Aslında o masada iki saat boyunca, iki insan hiç kalkmadan oturuyor, bazen anlatarak, bazen susarak. En çok da anlatırken susarak, nasıl mı? İnsan yaşadığı bir duyguyu veya olayı başka bir şeyin altına saklayarak anlatır bazen. Dinlerken, sakladığı, sustuğu yerleri görürsünüz. Saklayayım derken sırf saklayışıyla gösterir gerçeği farkına varmadan. Anlattıklarımız susmaktan daha çok ele verir sakladıklarımızı. Susarak ya da anlatarak sakladığınızda, karşınızdaki iskemle boş kalıyor ya da tam tersi siz kalkıp gitmiş oluyorsunuz oradan.

Gözden uzak, ıssız ve sessiz kuytu köşelerimiz var hepimizin. “En yakınım” dediğimiz insana dahi anlatmadıklarımız, sırlarımız, sınırlarımız var. Rusların Matruşka bebeklerini bilirsiniz. Her bir bebek varlığımızın katmanları gibidir, iç içe, birbirine benzeyen, gerçekte farklı olan. Ben, dediğimiz şey aslında hangi katmanda saklı? En dıştaki en büyük bebek, topluma gösterdiğimiz yüz, içtekiler ise bastırılmış ya da gizli yönlerimiz değil mi? Böyle söyleyince Jung’un “persona-gölge-özbenlik” üçlemesiyle de benzerlik kuruyor insan.

Öte yandan her bebek, yaşamın bir evresini de temsil edebilir; bebeklik, çocukluk, ergenlik, yetişkinlik. Bütün evreler iç içedir, bir önceki bir sonrakini şekillendirir.

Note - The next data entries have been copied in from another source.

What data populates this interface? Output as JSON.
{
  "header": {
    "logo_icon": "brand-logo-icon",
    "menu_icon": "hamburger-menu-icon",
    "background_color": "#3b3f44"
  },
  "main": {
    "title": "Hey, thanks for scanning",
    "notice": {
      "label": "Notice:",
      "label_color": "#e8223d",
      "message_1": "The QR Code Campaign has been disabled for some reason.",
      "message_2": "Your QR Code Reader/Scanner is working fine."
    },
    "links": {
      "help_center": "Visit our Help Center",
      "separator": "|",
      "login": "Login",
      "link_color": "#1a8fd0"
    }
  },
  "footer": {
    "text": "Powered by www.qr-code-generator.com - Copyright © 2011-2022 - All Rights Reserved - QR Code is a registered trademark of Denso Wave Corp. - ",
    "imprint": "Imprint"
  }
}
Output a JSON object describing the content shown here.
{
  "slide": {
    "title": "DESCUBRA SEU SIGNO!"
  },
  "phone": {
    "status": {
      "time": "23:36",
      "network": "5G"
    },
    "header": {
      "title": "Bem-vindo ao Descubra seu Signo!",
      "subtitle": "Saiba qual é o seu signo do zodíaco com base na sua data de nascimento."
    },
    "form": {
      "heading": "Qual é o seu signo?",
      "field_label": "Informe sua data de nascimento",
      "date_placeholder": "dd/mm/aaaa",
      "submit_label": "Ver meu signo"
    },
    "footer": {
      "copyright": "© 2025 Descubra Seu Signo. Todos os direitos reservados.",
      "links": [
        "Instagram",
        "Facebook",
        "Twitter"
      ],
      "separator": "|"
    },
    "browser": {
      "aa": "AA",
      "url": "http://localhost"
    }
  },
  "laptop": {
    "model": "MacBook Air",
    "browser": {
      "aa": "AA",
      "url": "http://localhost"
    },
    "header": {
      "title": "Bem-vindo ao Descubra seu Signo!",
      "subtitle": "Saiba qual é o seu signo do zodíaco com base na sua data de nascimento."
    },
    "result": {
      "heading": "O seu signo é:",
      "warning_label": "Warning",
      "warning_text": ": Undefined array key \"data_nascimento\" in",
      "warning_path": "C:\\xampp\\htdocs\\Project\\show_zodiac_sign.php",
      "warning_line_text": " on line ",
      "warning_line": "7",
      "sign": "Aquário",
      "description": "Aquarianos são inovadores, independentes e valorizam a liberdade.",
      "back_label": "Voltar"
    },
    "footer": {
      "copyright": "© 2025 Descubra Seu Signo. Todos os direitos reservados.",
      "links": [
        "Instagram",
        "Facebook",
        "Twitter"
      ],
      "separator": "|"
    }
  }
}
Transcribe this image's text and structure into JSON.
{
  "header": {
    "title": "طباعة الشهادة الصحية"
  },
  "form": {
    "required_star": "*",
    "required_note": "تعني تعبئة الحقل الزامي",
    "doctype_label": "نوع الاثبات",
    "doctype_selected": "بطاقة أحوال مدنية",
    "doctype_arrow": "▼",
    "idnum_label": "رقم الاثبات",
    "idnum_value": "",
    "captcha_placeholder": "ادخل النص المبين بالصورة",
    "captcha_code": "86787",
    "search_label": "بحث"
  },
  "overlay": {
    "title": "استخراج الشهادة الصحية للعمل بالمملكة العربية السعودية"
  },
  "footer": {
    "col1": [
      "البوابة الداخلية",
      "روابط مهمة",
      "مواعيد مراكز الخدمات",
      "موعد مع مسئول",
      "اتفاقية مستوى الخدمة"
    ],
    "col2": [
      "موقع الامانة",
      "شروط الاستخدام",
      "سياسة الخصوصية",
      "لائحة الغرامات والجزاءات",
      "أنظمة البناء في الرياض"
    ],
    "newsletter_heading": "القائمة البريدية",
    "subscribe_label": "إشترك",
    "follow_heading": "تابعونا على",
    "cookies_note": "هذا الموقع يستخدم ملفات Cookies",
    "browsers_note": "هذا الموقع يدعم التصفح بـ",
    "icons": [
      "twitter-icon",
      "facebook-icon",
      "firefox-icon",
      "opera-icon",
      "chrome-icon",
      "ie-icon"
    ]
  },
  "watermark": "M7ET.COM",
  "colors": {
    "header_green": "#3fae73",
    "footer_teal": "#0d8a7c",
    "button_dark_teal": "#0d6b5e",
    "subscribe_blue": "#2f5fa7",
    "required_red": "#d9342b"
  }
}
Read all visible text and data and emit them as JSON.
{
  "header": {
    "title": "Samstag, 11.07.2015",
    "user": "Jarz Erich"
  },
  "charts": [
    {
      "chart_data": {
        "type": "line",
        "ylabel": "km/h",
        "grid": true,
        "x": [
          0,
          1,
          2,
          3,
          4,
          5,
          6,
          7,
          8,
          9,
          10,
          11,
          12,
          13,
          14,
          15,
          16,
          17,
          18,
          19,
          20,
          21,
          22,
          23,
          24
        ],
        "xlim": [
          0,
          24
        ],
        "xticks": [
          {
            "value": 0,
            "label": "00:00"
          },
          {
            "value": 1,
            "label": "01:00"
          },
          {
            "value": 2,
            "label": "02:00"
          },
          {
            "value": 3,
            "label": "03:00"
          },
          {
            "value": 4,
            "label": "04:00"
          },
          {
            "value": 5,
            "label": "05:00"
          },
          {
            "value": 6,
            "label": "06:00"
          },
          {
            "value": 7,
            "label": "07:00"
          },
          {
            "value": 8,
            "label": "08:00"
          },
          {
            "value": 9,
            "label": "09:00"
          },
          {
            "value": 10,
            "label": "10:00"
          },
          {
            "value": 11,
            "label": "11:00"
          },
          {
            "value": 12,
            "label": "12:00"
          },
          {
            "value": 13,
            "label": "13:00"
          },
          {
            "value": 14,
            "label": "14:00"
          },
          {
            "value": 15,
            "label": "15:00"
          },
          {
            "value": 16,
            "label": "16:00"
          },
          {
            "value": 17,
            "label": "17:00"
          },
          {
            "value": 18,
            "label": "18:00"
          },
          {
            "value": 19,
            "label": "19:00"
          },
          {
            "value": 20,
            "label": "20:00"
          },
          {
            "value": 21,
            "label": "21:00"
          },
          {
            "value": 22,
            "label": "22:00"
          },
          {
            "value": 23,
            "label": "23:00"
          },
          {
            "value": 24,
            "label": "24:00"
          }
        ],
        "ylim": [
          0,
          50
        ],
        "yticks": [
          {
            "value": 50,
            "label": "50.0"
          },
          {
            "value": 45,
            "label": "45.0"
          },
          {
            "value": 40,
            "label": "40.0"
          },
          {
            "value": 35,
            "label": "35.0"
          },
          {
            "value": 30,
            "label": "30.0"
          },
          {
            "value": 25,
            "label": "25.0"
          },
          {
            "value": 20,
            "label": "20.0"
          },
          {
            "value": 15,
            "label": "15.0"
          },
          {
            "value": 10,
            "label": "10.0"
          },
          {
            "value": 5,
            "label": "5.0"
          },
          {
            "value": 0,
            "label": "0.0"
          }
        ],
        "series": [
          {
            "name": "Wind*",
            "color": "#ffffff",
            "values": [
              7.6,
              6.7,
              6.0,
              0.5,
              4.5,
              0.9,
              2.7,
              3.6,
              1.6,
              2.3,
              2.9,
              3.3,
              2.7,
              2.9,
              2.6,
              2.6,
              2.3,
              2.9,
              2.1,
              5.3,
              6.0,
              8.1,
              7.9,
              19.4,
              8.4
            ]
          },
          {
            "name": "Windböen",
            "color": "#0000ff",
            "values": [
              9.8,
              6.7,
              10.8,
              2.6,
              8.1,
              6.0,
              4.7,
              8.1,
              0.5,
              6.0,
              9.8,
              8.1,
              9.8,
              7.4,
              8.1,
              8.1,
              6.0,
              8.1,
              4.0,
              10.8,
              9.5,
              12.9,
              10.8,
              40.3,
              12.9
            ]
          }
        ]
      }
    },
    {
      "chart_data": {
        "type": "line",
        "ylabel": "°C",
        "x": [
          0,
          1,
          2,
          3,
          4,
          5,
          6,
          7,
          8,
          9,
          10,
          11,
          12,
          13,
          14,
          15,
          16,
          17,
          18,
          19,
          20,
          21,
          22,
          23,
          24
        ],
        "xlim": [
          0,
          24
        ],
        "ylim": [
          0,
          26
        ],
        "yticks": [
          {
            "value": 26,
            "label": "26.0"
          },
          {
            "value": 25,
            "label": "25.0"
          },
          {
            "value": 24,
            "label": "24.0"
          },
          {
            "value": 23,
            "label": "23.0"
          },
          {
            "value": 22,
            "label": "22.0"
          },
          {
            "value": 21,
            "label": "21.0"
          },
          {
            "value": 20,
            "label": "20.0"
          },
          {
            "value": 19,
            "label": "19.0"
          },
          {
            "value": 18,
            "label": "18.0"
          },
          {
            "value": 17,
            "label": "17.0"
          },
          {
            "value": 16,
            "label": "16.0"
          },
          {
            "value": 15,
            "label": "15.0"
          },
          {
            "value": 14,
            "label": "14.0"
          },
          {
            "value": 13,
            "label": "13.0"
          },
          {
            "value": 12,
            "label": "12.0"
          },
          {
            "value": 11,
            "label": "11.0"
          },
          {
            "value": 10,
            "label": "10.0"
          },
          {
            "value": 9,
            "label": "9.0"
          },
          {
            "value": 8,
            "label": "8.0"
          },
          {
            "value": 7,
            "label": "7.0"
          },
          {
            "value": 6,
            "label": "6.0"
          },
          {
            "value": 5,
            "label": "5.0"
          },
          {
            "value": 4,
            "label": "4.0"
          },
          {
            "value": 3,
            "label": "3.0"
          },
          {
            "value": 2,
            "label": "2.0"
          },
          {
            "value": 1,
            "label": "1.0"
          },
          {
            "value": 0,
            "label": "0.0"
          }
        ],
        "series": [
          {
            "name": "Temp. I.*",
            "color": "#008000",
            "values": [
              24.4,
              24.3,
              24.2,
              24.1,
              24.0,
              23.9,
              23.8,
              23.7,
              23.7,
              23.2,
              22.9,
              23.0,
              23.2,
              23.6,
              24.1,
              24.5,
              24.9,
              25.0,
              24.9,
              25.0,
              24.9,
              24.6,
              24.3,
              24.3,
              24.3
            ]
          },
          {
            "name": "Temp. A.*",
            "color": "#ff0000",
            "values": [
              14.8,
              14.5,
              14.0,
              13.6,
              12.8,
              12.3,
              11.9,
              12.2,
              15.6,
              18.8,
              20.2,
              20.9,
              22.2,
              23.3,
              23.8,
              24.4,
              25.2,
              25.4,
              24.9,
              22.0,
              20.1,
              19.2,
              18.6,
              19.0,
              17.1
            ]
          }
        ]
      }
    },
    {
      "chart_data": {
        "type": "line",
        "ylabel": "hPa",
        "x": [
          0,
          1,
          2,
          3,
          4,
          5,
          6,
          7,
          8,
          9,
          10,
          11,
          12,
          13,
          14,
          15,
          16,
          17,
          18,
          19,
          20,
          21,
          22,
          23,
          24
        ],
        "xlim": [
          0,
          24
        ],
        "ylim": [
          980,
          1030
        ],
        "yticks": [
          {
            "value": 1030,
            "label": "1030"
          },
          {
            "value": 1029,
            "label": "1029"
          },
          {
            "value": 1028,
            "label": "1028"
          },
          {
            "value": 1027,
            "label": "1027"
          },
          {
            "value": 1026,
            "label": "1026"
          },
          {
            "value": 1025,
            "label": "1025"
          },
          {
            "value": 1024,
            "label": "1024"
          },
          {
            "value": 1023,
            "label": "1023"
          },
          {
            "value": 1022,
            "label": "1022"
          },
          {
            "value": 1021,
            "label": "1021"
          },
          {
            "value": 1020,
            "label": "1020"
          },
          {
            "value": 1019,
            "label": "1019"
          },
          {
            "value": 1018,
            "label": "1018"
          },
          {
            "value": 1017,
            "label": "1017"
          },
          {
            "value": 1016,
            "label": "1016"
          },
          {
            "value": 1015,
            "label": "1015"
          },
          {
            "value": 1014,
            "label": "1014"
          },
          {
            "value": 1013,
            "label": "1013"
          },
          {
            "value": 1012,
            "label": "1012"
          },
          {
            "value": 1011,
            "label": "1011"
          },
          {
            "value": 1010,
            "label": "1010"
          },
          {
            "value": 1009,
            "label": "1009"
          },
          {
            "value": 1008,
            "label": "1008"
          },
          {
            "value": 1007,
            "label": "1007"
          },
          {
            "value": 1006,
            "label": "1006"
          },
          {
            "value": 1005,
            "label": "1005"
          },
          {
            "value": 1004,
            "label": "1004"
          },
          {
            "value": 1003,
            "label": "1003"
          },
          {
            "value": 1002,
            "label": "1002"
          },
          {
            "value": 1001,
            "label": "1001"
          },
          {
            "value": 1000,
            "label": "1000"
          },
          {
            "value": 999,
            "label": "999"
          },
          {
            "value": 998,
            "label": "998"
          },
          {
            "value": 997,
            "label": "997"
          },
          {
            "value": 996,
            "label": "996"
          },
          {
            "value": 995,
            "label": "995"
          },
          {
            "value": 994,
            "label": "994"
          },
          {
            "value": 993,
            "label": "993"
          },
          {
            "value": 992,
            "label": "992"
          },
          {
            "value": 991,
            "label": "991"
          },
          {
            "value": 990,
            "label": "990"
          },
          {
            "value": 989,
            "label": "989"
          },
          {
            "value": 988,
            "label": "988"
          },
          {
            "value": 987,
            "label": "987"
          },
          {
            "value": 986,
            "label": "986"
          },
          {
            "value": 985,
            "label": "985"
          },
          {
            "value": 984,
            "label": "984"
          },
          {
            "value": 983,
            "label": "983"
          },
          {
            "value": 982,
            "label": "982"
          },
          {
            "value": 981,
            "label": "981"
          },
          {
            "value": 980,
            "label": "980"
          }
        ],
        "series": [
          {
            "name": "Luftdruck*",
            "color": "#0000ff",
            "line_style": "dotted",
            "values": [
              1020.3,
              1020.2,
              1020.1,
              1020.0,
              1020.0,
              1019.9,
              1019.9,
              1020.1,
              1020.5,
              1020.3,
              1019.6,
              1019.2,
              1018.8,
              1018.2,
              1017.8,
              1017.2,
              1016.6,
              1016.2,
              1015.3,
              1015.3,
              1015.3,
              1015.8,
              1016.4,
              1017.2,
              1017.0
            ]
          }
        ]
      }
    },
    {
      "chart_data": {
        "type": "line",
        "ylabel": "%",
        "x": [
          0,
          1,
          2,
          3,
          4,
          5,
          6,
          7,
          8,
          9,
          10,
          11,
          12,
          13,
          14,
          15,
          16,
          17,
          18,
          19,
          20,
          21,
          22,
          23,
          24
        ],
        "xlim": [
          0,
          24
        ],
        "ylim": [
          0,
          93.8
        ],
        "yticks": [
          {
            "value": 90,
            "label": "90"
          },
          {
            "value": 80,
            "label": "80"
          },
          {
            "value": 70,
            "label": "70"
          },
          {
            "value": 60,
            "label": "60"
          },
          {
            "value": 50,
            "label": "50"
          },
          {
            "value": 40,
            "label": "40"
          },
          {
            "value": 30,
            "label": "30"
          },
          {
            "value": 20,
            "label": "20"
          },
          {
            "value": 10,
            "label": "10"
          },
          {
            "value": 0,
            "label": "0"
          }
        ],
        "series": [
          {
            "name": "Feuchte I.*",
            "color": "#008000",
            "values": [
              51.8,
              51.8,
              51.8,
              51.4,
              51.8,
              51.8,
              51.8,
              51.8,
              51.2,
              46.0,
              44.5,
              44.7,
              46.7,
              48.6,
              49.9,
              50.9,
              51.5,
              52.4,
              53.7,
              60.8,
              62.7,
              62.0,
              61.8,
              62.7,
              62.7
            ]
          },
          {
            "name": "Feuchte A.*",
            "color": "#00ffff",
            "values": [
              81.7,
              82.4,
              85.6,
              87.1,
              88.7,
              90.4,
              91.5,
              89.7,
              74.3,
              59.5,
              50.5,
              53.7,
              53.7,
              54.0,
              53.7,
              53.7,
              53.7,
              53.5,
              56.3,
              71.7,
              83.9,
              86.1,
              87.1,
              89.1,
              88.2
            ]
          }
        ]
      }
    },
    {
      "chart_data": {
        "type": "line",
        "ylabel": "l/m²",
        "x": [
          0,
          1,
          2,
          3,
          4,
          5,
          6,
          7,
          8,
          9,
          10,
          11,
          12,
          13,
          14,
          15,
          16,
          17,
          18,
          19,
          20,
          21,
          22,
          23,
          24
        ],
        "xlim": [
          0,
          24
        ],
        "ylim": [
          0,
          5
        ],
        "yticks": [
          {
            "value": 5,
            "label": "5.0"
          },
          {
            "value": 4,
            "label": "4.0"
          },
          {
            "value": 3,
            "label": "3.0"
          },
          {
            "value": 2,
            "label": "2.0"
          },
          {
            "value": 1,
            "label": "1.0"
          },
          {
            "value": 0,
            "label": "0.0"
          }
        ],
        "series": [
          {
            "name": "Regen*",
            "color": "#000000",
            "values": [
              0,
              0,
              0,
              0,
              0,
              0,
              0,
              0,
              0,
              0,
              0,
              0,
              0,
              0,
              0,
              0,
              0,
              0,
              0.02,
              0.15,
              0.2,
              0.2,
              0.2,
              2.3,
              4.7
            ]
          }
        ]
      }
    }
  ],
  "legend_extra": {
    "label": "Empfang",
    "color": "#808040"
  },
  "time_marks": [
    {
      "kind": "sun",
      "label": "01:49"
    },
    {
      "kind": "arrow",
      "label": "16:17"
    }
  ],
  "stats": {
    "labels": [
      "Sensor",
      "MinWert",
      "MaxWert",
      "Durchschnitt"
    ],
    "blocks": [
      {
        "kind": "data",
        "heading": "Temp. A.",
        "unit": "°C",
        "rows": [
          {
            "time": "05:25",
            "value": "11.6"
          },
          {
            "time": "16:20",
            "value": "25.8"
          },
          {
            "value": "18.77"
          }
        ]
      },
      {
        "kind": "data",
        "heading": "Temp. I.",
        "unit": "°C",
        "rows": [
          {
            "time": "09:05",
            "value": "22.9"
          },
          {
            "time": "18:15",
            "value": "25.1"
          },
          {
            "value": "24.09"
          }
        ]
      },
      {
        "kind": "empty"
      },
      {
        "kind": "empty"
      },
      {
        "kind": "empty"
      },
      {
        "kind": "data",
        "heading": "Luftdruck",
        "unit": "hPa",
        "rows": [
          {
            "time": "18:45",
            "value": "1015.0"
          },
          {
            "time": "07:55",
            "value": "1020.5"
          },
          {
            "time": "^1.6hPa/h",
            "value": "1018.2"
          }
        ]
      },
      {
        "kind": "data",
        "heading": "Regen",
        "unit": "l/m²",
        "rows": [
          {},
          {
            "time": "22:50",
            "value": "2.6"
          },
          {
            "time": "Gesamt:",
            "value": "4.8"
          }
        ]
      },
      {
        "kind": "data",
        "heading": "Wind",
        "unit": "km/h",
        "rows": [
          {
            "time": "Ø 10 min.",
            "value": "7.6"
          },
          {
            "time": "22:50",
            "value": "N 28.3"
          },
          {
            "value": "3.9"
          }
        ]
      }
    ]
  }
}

Matruşka bebekler gibiyiz. Saklamak, belki de koru(n)mak için üst üste, bize benzeyen kılıflar giyiyoruz. En gerçek halimiz Matruşka’dan en son çıkan, en küçük bebek. Hem çocukluğumuzu hem de sadece bize ait duygu düşün dünyamızı saklıyor o. Atomun çekirdeği gibi, anlatmadığımız, sakladığımız ne varsa, bütün kuytuluklarımız, karanlığımız, aydınlığımız o en küçük bebekte gizli. Bugün dönüştüğümüz insanın, dönüşüm formülü o çekirdekte yazılı. İnsan bedeninin yüzde yetmişi su, insan ömrünün yüzde yetmişi çocukluğuymuş. O halde ömrümüzün yüzde yetmişi, Matruşka’nın en küçük bebeğinin yaşadıklarından ibaret.

Bütün bebekleri çıkarıp, yan yana dizin ve en yalnız olanı seçin desem siz de en küçük bebeği seçmez miydiniz? O kadar yalnızdır ki, yalnız ağlayıp yalnız avunur. Öyle olur ki kendini azarlayan da azarı yedikten sonra başını okşayan da yine kendisi olur. En küçük bebeğin kuytu dünyasında kendinden başka hiç kimse yoktur. Herkesin yalnız olduğu kuytu köşelerin varlığını herkes bilir de hangimiz en yalnız olanımızdır onu bilmek mümkün değildir. Neden mi? Matruşka bebeklerin kabukları bu sırrı saklar da ondan.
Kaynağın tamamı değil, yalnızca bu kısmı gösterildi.